Part 2: The Reference Implementation (SKILL.md)

Use this skeleton to encode the "Iron Law," "State Machine," and "Consultative" patterns.

Frontmatter (YAML):

---
name: systematic-debugging
description: Debugs failing tests or unexpected behavior by finding root causes before proposing fixes. Use for any bug, test failure, or unexplained output.
version: 1.0.0
---

Content Structure:

The Iron Law

<iron_law>
NO FIXES WITHOUT ROOT CAUSE INVESTIGATION FIRST.
If you haven't completed Phase 1, you cannot propose fixes.
Violating the letter of this rule is violating the spirit of this rule.
</iron_law>

Phase 1: The Announce Protocol

Announce at start: "I am using the Systematic Debugging skill. My governing rule is: No fixes without root cause."

Phase 2: Consultative Interface (The Interview Gate)

Do not execute immediately. If the user provided vague symptoms ("it's broken"), ask the following clarifying questions first:

  1. "How do I reproduce this?"
  2. "What was the last working state?"
  3. "Are there recent relevant commits?"
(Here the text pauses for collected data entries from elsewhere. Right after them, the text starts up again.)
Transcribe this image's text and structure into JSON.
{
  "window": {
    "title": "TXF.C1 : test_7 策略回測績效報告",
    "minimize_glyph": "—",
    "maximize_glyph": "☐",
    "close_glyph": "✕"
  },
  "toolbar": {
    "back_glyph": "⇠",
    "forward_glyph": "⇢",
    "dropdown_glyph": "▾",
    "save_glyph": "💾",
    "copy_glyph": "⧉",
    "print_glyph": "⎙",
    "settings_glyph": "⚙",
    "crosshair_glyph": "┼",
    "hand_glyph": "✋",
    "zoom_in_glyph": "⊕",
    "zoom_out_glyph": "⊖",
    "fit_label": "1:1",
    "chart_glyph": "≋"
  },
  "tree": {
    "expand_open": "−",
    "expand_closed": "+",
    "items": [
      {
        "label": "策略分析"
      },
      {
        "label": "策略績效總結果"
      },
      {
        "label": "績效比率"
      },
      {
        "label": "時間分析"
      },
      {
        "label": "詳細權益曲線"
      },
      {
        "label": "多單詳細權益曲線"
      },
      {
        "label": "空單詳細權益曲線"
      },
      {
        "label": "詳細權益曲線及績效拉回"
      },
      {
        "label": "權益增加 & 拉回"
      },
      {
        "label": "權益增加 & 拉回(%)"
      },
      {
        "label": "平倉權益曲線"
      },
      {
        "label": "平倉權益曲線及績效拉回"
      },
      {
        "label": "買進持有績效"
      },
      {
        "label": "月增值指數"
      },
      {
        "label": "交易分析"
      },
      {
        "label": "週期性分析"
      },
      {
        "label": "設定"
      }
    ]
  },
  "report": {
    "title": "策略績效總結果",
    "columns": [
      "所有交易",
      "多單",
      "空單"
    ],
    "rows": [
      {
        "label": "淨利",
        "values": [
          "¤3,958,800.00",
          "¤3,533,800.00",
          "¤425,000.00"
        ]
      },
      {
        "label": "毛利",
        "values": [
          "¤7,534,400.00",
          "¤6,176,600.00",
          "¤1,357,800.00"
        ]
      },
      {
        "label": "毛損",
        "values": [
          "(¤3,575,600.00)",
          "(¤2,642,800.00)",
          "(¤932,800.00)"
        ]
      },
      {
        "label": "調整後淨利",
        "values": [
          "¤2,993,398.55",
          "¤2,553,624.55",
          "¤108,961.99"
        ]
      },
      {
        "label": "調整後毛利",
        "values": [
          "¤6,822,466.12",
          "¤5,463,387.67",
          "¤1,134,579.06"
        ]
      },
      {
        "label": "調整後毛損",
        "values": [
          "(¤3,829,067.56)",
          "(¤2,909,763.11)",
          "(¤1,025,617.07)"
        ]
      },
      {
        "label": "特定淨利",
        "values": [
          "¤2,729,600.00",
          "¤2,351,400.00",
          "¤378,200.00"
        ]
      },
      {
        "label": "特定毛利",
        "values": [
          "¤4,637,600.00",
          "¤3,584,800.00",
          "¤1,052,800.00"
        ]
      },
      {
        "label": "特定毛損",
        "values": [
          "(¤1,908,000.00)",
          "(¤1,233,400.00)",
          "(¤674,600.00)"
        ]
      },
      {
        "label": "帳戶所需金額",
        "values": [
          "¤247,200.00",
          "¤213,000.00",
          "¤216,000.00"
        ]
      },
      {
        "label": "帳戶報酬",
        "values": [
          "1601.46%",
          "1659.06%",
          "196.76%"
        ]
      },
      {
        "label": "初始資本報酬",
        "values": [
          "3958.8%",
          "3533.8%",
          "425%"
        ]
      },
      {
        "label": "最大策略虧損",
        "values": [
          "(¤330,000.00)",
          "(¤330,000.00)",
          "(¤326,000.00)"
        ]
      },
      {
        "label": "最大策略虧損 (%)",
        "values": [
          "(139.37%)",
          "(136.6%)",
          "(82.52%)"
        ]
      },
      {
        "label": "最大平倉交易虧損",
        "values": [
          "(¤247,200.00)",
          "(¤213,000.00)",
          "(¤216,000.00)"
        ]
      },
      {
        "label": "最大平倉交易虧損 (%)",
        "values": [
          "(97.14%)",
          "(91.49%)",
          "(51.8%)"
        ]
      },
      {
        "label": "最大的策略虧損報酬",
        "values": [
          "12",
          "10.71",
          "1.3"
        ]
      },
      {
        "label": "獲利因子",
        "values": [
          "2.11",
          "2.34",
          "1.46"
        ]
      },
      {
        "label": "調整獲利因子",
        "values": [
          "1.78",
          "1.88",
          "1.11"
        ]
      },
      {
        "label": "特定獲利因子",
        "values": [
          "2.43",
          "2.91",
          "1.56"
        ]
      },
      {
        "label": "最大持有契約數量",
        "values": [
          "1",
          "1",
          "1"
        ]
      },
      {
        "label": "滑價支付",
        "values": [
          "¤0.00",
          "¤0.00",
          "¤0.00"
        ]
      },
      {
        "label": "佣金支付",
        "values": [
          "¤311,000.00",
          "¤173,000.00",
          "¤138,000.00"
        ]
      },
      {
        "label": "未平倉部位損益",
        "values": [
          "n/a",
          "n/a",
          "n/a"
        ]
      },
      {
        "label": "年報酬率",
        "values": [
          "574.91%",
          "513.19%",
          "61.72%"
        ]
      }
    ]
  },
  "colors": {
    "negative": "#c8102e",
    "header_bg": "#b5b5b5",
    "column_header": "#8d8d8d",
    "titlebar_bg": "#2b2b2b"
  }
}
Phase 3: The Workflow (State Machine)

digraph logic {
  "Start" -> "Inventory Current State";
  "Inventory Current State" -> "Form Hypothesis";
  "Form Hypothesis" -> "Create Minimal Reproduction";
  "Create Minimal Reproduction" -> "Verify Fix" [label="Test Fails"];
  "Create Minimal Reproduction" -> "Refine Hypothesis" [label="Test Passes"];
}

Phase 4: Context Strategy

  • Tools: Run scripts/analyze_logs.py --help. DO NOT read the script source.
  • Reference: For error codes, read references/error_dictionary.md.

Phase 5: The Escape Hatch

If the user explicitly requests a "hotfix" or uses the override phrase "Emergency Override", you may bypass the Iron Law, but you must output a warning: "⚠️ BYPASSING ROOT CAUSE ANALYSIS."


Part 3: Phrasing & Psychological Control

Writing prompts for agents is Adversarial Engineering. You must anticipate the model's bias toward agreeableness, laziness, and speed, and engineer against it.

1. The Trigger Description

The description field in the frontmatter is the API for your skill.

  • Rule: Describe WHAT it does concisely, and WHEN to use it specifically (symptoms, intent).
  • The Trap: Never summarize the steps of the workflow here. If you do, Claude might read the summary and try to "wing it" without loading the full SKILL.md file.
  • Good: "Debugs failing tests. Use when encountering any bug, test failure, or unexpected behavior."

The Trap: Never summarize the steps of the workflow in the description. If you do, Claude might read the summary and try to "wing it" without loading the full SKILL.md file.

2. XML Structural Anchoring

LLMs adhere to instructions better when they are compartmentalized. Use custom XML tags to isolate critical logic from general text.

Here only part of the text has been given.